Da apresentação pública do último relatório do Observatório das Migrações, foi destacado um facto: os imigrantes foram responsáveis por um saldo positivo de 1,6 mil milhões de euros na Segurança Social. Em 2022, contribuíram com 1.861 milhões e só beneficiaram de cerca de 257 mil euros. As suas contribuições tiveram, no ano passado, o valor mais elevado de sempre. Quase duplicaram face há quatro anos. Os imigrantes têm, aliás, uma taxa de atividade superior à dos portugueses: a imigração é essencialmente laboral, os imigrantes são em regra mais jovens e há uma percentagem muito menor de reformados.

Aqueles que, por ignorância ou má-fé, sugerem que a imigração teria um custo para os nacionais ou para o Estado, encontram nestes dados um categórico desmentido.
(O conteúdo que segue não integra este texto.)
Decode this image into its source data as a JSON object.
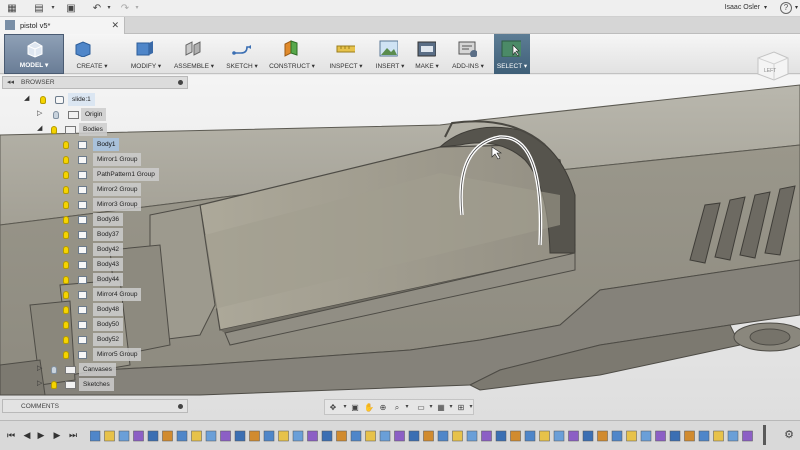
{
  "app": {
    "doc_tab_title": "pistol v5*",
    "user_name": "Isaac Osler",
    "help_label": "?"
  },
  "toolbar": {
    "items": [
      {
        "label": "MODEL ▾",
        "icon": "model-icon"
      },
      {
        "label": "CREATE ▾",
        "icon": "create-box-icon"
      },
      {
        "label": "MODIFY ▾",
        "icon": "modify-icon"
      },
      {
        "label": "ASSEMBLE ▾",
        "icon": "assemble-icon"
      },
      {
        "label": "SKETCH ▾",
        "icon": "sketch-icon"
      },
      {
        "label": "CONSTRUCT ▾",
        "icon": "construct-plane-icon"
      },
      {
        "label": "INSPECT ▾",
        "icon": "inspect-measure-icon"
      },
      {
        "label": "INSERT ▾",
        "icon": "insert-image-icon"
      },
      {
        "label": "MAKE ▾",
        "icon": "make-printer-icon"
      },
      {
        "label": "ADD-INS ▾",
        "icon": "add-ins-icon"
      },
      {
        "label": "SELECT ▾",
        "icon": "select-cursor-icon"
      }
    ]
  },
  "viewcube": {
    "face_label": "LEFT"
  },
  "browser": {
    "title": "BROWSER",
    "items": [
      {
        "label": "slide:1",
        "type": "root"
      },
      {
        "label": "Origin",
        "type": "folder"
      },
      {
        "label": "Bodies",
        "type": "folder"
      },
      {
        "label": "Body1",
        "type": "body",
        "selected": true
      },
      {
        "label": "Mirror1 Group",
        "type": "body"
      },
      {
        "label": "PathPattern1 Group",
        "type": "body"
      },
      {
        "label": "Mirror2 Group",
        "type": "body"
      },
      {
        "label": "Mirror3 Group",
        "type": "body"
      },
      {
        "label": "Body36",
        "type": "body"
      },
      {
        "label": "Body37",
        "type": "body"
      },
      {
        "label": "Body42",
        "type": "body"
      },
      {
        "label": "Body43",
        "type": "body"
      },
      {
        "label": "Body44",
        "type": "body"
      },
      {
        "label": "Mirror4 Group",
        "type": "body"
      },
      {
        "label": "Body48",
        "type": "body"
      },
      {
        "label": "Body50",
        "type": "body"
      },
      {
        "label": "Body52",
        "type": "body"
      },
      {
        "label": "Mirror5 Group",
        "type": "body"
      },
      {
        "label": "Canvases",
        "type": "folder"
      },
      {
        "label": "Sketches",
        "type": "folder"
      }
    ]
  },
  "comments": {
    "title": "COMMENTS"
  },
  "colors": {
    "accent_selected": "#a9c1da",
    "model_button": "#6a7d96",
    "bulb": "#f5d400",
    "body_surface": "#a09d91"
  }
}
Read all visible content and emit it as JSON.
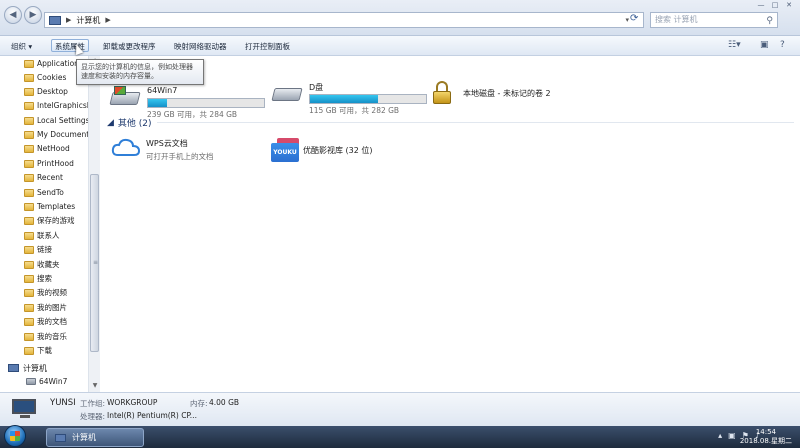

Os imigrantes pagam sete vezes mais ao sistema público do que recebem em subsídios ou apoios. São por isso os portugueses quem beneficia de subsídios e pensões pagos pelos imigrantes. De um ponto de vista estritamente económico e de equilíbrio da segurança social, os imigrantes são indispensáveis para o nosso país, que tem tudo a ganhar com a sua presença.

Os imigrantes pesam 7,5% no total da população. Em 10 anos, o número de trabalhadores estrangeiros por conta de outrem aumentou mais de 70%. É uma transformação de fundo no perfil da população empregada e é uma das mais importantes mudanças estruturais no país. Ao contrário do que sugere a direita quando fala de “controlo”, nós não precisamos de diminuir este ritmo, mas de continuar a receber mais pessoas, só que muito melhor.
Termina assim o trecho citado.